China has conducted naval drills in the Indian Ocean in the past but has generally focused on restricting these to its western waters, by the Gulf of Aden. For example, an exercise in August 2013 saw the U.S. and Chinese navies jointly practice counter-piracy operations in the Gulf of Aden which is generally a hot region for pirates based off the Horn of Africa.
These exercises by contrast are potentially far more provocative for India, Australia, and ASEAN states (even though Southeast Asia isn’t bereft of pirates by any means). For India, a Chinese approach in the eastern Indian Ocean raises anxieties about the reach of China’s navy. India regards the eastern Indian Ocean–the space between the Andaman and Nicobar Islands and Sumatra–as its domain. Any Chinese exercises in this area, particularly combat simulations, will not be taken lightly by New Delhi.
Australia is generally content to accept the Indonesian archipelago as a comfortable buffer zone from the busy sea lanes of the South China Sea. By way of this exercise, China demonstrates an operational ability in Australia’s northern waters which could have implications for Australia in the future. Rory Medcalf of the Lowy Institute, an Australian think-tank, notes that “the precise strategic implications of the Chinese navy’s newly-demonstrated ability to operate in Australia’s northern approaches are open to debate.”

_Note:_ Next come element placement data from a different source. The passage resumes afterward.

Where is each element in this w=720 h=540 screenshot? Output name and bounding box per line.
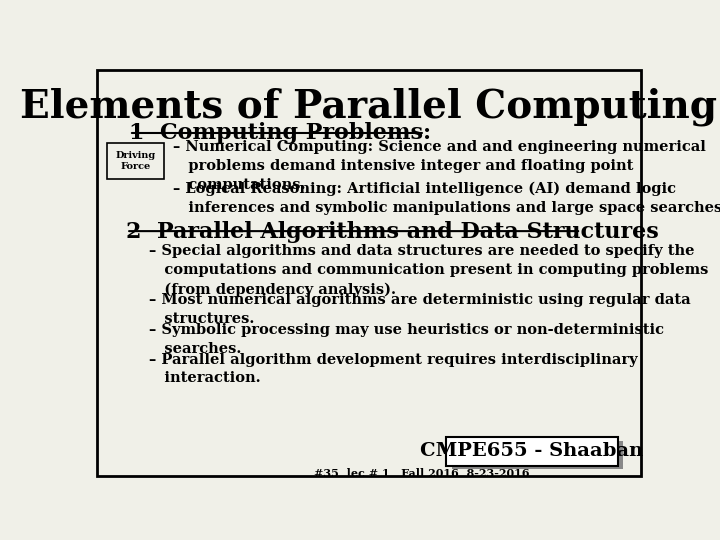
Text: – Numerical Computing: Science and and engineering numerical
   problems demand : – Numerical Computing: Science and and e…: [173, 140, 706, 192]
Text: – Symbolic processing may use heuristics or non-deterministic
   searches.: – Symbolic processing may use heuristics…: [148, 323, 664, 356]
Text: 2  Parallel Algorithms and Data Structures: 2 Parallel Algorithms and Data Structure…: [126, 221, 659, 242]
FancyBboxPatch shape: [107, 143, 163, 179]
FancyBboxPatch shape: [446, 437, 618, 465]
Text: #35  lec # 1   Fall 2016  8-23-2016: #35 lec # 1 Fall 2016 8-23-2016: [314, 468, 530, 478]
Text: CMPE655 - Shaaban: CMPE655 - Shaaban: [420, 442, 644, 461]
Text: – Special algorithms and data structures are needed to specify the
   computatio: – Special algorithms and data structures…: [148, 245, 708, 297]
Text: Elements of Parallel Computing: Elements of Parallel Computing: [20, 87, 718, 126]
FancyBboxPatch shape: [96, 70, 642, 476]
Text: Driving
Force: Driving Force: [115, 151, 156, 171]
Text: 1  Computing Problems:: 1 Computing Problems:: [129, 122, 431, 144]
FancyBboxPatch shape: [451, 441, 624, 469]
Text: – Most numerical algorithms are deterministic using regular data
   structures.: – Most numerical algorithms are determin…: [148, 293, 690, 326]
Text: – Logical Reasoning: Artificial intelligence (AI) demand logic
   inferences and: – Logical Reasoning: Artificial intellig…: [173, 182, 720, 215]
Text: – Parallel algorithm development requires interdisciplinary
   interaction.: – Parallel algorithm development require…: [148, 353, 637, 386]
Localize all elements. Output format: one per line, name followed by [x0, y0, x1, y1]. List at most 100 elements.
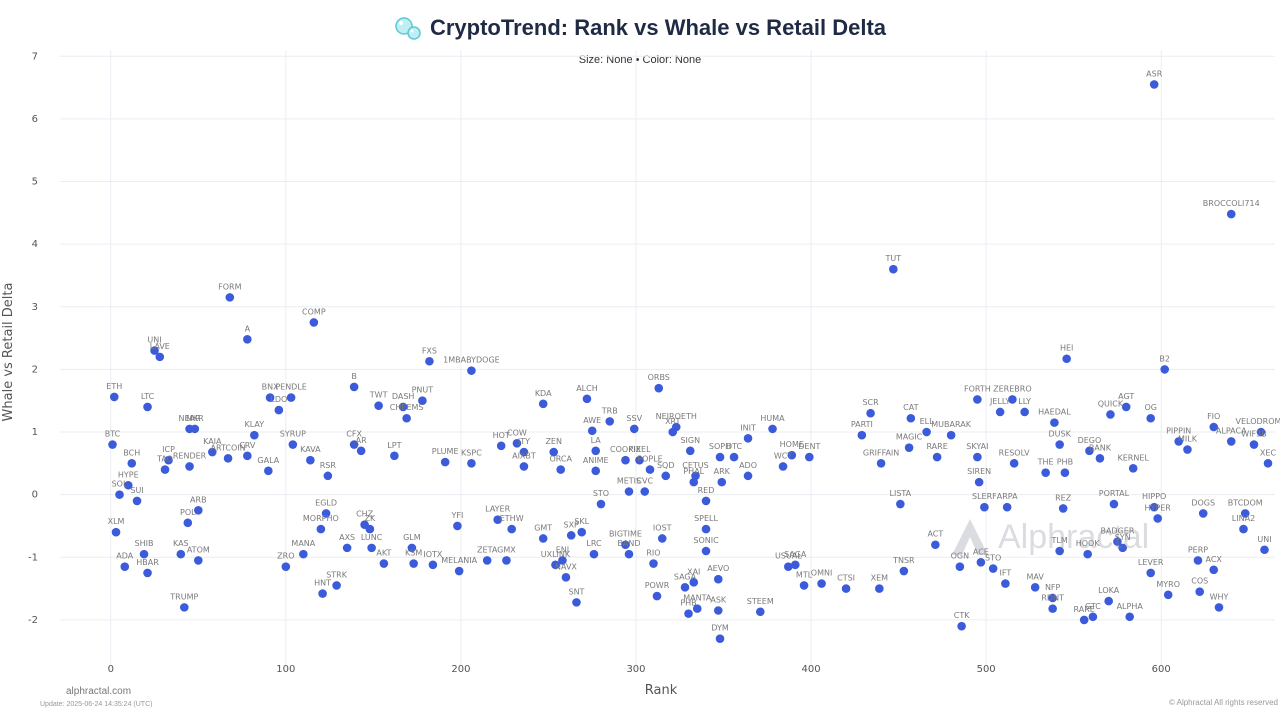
data-point[interactable]: [1183, 445, 1192, 454]
data-point[interactable]: [743, 471, 753, 481]
data-point[interactable]: [1214, 603, 1224, 612]
data-point[interactable]: [482, 556, 492, 565]
data-point[interactable]: [589, 549, 599, 559]
data-point[interactable]: [194, 506, 203, 515]
data-point[interactable]: [946, 430, 956, 440]
data-point[interactable]: [1193, 556, 1203, 565]
data-point[interactable]: [988, 564, 998, 573]
data-point[interactable]: [841, 584, 851, 593]
data-point[interactable]: [1083, 549, 1092, 559]
data-point[interactable]: [715, 452, 725, 462]
data-point[interactable]: [321, 509, 331, 518]
data-point[interactable]: [1174, 437, 1184, 446]
data-point[interactable]: [591, 446, 601, 456]
data-point[interactable]: [418, 396, 427, 406]
data-point[interactable]: [1260, 545, 1269, 555]
data-point[interactable]: [692, 604, 702, 613]
data-point[interactable]: [127, 459, 137, 468]
data-point[interactable]: [1146, 413, 1155, 423]
data-point[interactable]: [1009, 459, 1019, 468]
data-point[interactable]: [629, 424, 639, 434]
data-point[interactable]: [1209, 565, 1219, 575]
data-point[interactable]: [288, 440, 298, 449]
data-point[interactable]: [349, 440, 359, 449]
data-point[interactable]: [768, 424, 777, 434]
data-point[interactable]: [640, 487, 650, 496]
data-point[interactable]: [587, 426, 597, 436]
data-point[interactable]: [1109, 499, 1119, 509]
data-point[interactable]: [440, 457, 450, 467]
data-point[interactable]: [250, 430, 259, 440]
data-point[interactable]: [264, 466, 273, 476]
data-point[interactable]: [889, 264, 898, 274]
data-point[interactable]: [1002, 502, 1012, 512]
data-point[interactable]: [791, 560, 800, 570]
data-point[interactable]: [1128, 464, 1138, 473]
data-point[interactable]: [409, 559, 418, 568]
data-point[interactable]: [1149, 502, 1159, 512]
data-point[interactable]: [717, 477, 727, 487]
data-point[interactable]: [223, 454, 233, 463]
data-point[interactable]: [689, 578, 699, 587]
data-point[interactable]: [896, 499, 905, 509]
data-point[interactable]: [561, 573, 571, 582]
data-point[interactable]: [621, 540, 630, 550]
data-point[interactable]: [1095, 454, 1105, 463]
data-point[interactable]: [624, 549, 634, 559]
data-point[interactable]: [713, 574, 723, 584]
data-point[interactable]: [657, 534, 667, 543]
data-point[interactable]: [1050, 418, 1059, 427]
data-point[interactable]: [876, 459, 886, 468]
data-point[interactable]: [123, 480, 133, 490]
data-point[interactable]: [1163, 590, 1173, 600]
data-point[interactable]: [976, 557, 986, 567]
brand-link[interactable]: alphractal.com: [66, 686, 132, 697]
data-point[interactable]: [922, 427, 931, 437]
data-point[interactable]: [356, 446, 366, 456]
data-point[interactable]: [185, 462, 194, 471]
data-point[interactable]: [621, 455, 630, 465]
data-point[interactable]: [160, 465, 170, 474]
data-point[interactable]: [1195, 587, 1205, 597]
data-point[interactable]: [323, 471, 333, 481]
data-point[interactable]: [1060, 468, 1070, 478]
data-point[interactable]: [332, 581, 341, 590]
data-point[interactable]: [955, 562, 965, 571]
data-point[interactable]: [685, 446, 695, 456]
data-point[interactable]: [1239, 524, 1248, 534]
data-point[interactable]: [701, 546, 711, 556]
data-point[interactable]: [1198, 509, 1208, 518]
data-point[interactable]: [654, 383, 664, 393]
data-point[interactable]: [243, 335, 252, 344]
data-point[interactable]: [183, 518, 193, 528]
data-point[interactable]: [243, 451, 252, 461]
data-point[interactable]: [558, 556, 567, 565]
data-point[interactable]: [995, 407, 1005, 417]
data-point[interactable]: [1085, 446, 1094, 456]
data-point[interactable]: [365, 524, 375, 534]
data-point[interactable]: [973, 452, 982, 462]
data-point[interactable]: [582, 394, 592, 404]
data-point[interactable]: [1088, 612, 1098, 622]
data-point[interactable]: [783, 562, 793, 571]
data-point[interactable]: [1209, 422, 1219, 432]
data-point[interactable]: [931, 540, 940, 550]
data-point[interactable]: [778, 462, 788, 471]
data-point[interactable]: [208, 447, 217, 457]
data-point[interactable]: [715, 634, 725, 643]
data-point[interactable]: [566, 531, 576, 540]
data-point[interactable]: [866, 408, 875, 418]
data-point[interactable]: [1020, 407, 1029, 417]
data-point[interactable]: [1226, 437, 1236, 446]
data-point[interactable]: [624, 487, 634, 496]
data-point[interactable]: [1153, 514, 1163, 523]
data-point[interactable]: [755, 607, 765, 617]
data-point[interactable]: [649, 559, 658, 568]
data-point[interactable]: [190, 424, 200, 434]
data-point[interactable]: [932, 452, 942, 462]
data-point[interactable]: [132, 496, 142, 506]
data-point[interactable]: [701, 496, 711, 506]
data-point[interactable]: [1121, 402, 1131, 412]
data-point[interactable]: [519, 447, 529, 457]
data-point[interactable]: [1263, 459, 1273, 468]
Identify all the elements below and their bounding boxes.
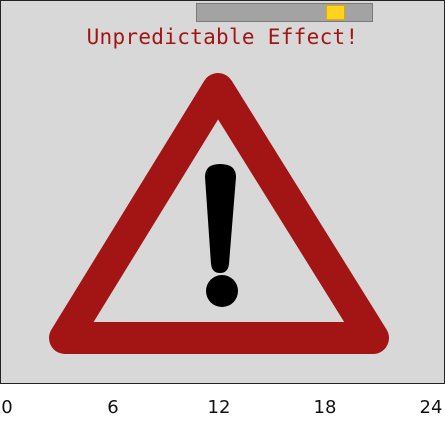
axis-tick-label: 24: [419, 397, 443, 418]
effect-slider[interactable]: [196, 3, 373, 22]
axis-tick-label: 18: [313, 397, 337, 418]
effect-title: Unpredictable Effect!: [86, 25, 359, 49]
warning-triangle-icon: [49, 73, 389, 354]
exclamation-dot: [206, 275, 238, 307]
warning-triangle-outline: [49, 73, 389, 354]
canvas-area: Unpredictable Effect!: [0, 0, 445, 384]
time-axis: 0 6 12 18 24: [0, 383, 445, 421]
axis-tick-label: 0: [1, 397, 13, 418]
exclamation-bar: [205, 164, 236, 273]
slider-thumb[interactable]: [326, 5, 346, 20]
axis-tick-label: 12: [207, 397, 231, 418]
axis-tick-label: 6: [107, 397, 119, 418]
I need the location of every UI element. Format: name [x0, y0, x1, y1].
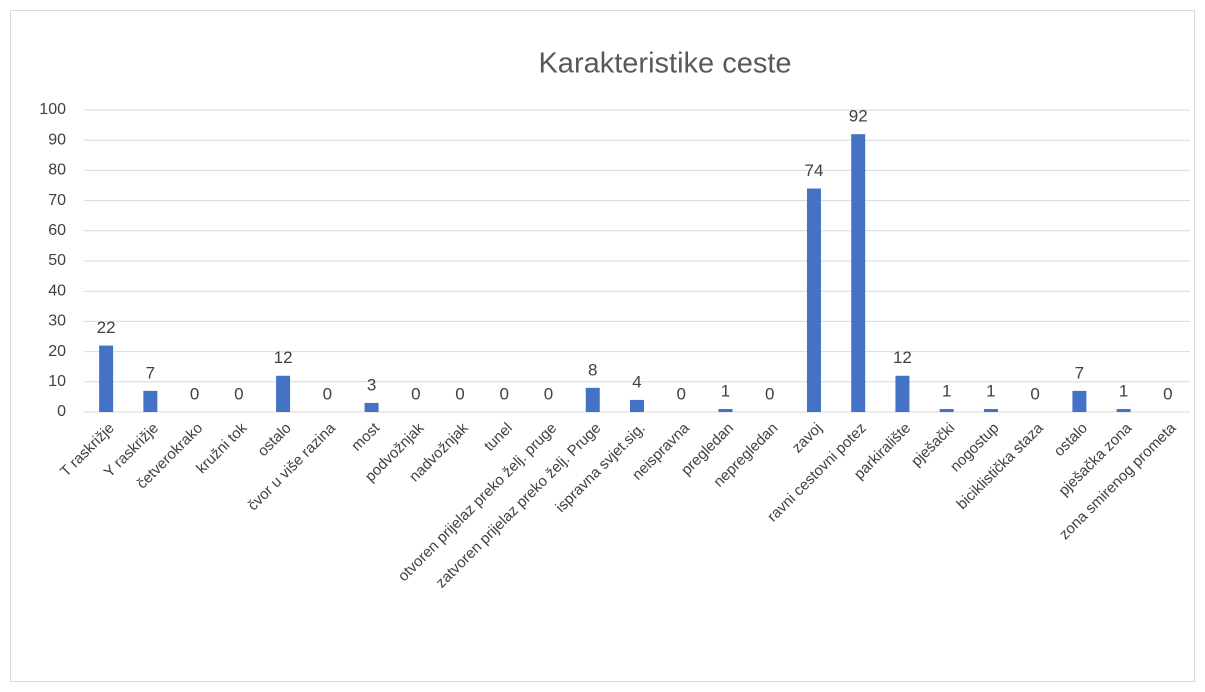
data-label: 0 [1030, 384, 1039, 403]
y-tick-label: 60 [48, 222, 66, 239]
data-label: 7 [146, 363, 155, 382]
data-label: 0 [1163, 384, 1172, 403]
bar [364, 402, 379, 412]
bar [630, 399, 644, 412]
y-tick-label: 20 [48, 343, 66, 360]
data-label: 8 [588, 360, 597, 379]
data-label: 0 [234, 384, 243, 403]
chart-frame [10, 10, 1195, 682]
y-tick-label: 80 [48, 162, 66, 179]
bar [99, 345, 114, 412]
bar [276, 375, 291, 412]
data-label: 0 [455, 384, 464, 403]
y-tick-label: 30 [48, 313, 66, 330]
y-tick-label: 0 [57, 403, 66, 420]
data-label: 3 [367, 375, 376, 394]
data-label: 0 [677, 384, 686, 403]
y-tick-label: 100 [39, 101, 66, 118]
data-label: 92 [849, 107, 868, 126]
data-label: 1 [986, 381, 995, 400]
bar [1116, 408, 1131, 412]
bar [585, 387, 600, 412]
bar [939, 408, 954, 412]
bar [143, 390, 158, 412]
data-label: 0 [411, 384, 420, 403]
bar [983, 408, 998, 412]
data-label: 7 [1075, 363, 1084, 382]
bar [895, 375, 910, 412]
data-label: 22 [97, 318, 116, 337]
data-label: 1 [1119, 381, 1128, 400]
data-label: 4 [632, 372, 641, 391]
chart-title: Karakteristike ceste [538, 48, 791, 80]
bar [1072, 390, 1087, 412]
data-label: 74 [804, 161, 823, 180]
y-tick-label: 10 [48, 373, 66, 390]
bar [851, 134, 866, 412]
bar [718, 408, 733, 412]
data-label: 0 [500, 384, 509, 403]
data-label: 12 [893, 348, 912, 367]
data-label: 12 [274, 348, 293, 367]
y-tick-label: 70 [48, 192, 66, 209]
data-label: 1 [942, 381, 951, 400]
y-tick-label: 40 [48, 282, 66, 299]
data-label: 1 [721, 381, 730, 400]
data-label: 0 [544, 384, 553, 403]
bar [806, 188, 821, 412]
data-label: 0 [190, 384, 199, 403]
y-tick-label: 50 [48, 252, 66, 269]
data-label: 0 [765, 384, 774, 403]
data-label: 0 [323, 384, 332, 403]
y-tick-label: 90 [48, 131, 66, 148]
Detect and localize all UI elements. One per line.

For China, the exercises make perfect sense in its bid to field a blue-water navy capable of operating outside China’s proximate waters. Medcalf notes that while these exercises will surely spook some observers in the region, there is “nothing illegal or fundamentally hostile about what the Chinese navy has just demonstrated.”
Indian observers appear to be more concerned by the exercise. One Indian commentator, Srikanth Kondapalli, notes that the exercise sends a signal to India that China “can come closer to the Andaman & Nicobar joint command through Lombok, and not just through Malacca.” He additionally notes that China could be testing the waters in the eastern Indian Ocean, including its ability to operate some distance away from its bases in the region.
The Hindu’s Ananth Krishnan notes that the exercises could also reflect China’s desire to hedge its reliance on the Strait of Malacca–a major waterway for Middle Eastern oil and other imports. 80 percent of China’s fossil fuel imports travel via the strait. Beijing has already invested heavily in Pakistan, Myanmar, and Bangladesh to better connect itself with the Indian Ocean. Generally speaking, China hasn’t seen the less-trafficked straits of Lombok, Sunda, and Makassar to the south as vital to its so-called “Malacca dilemma,” but this could be changing.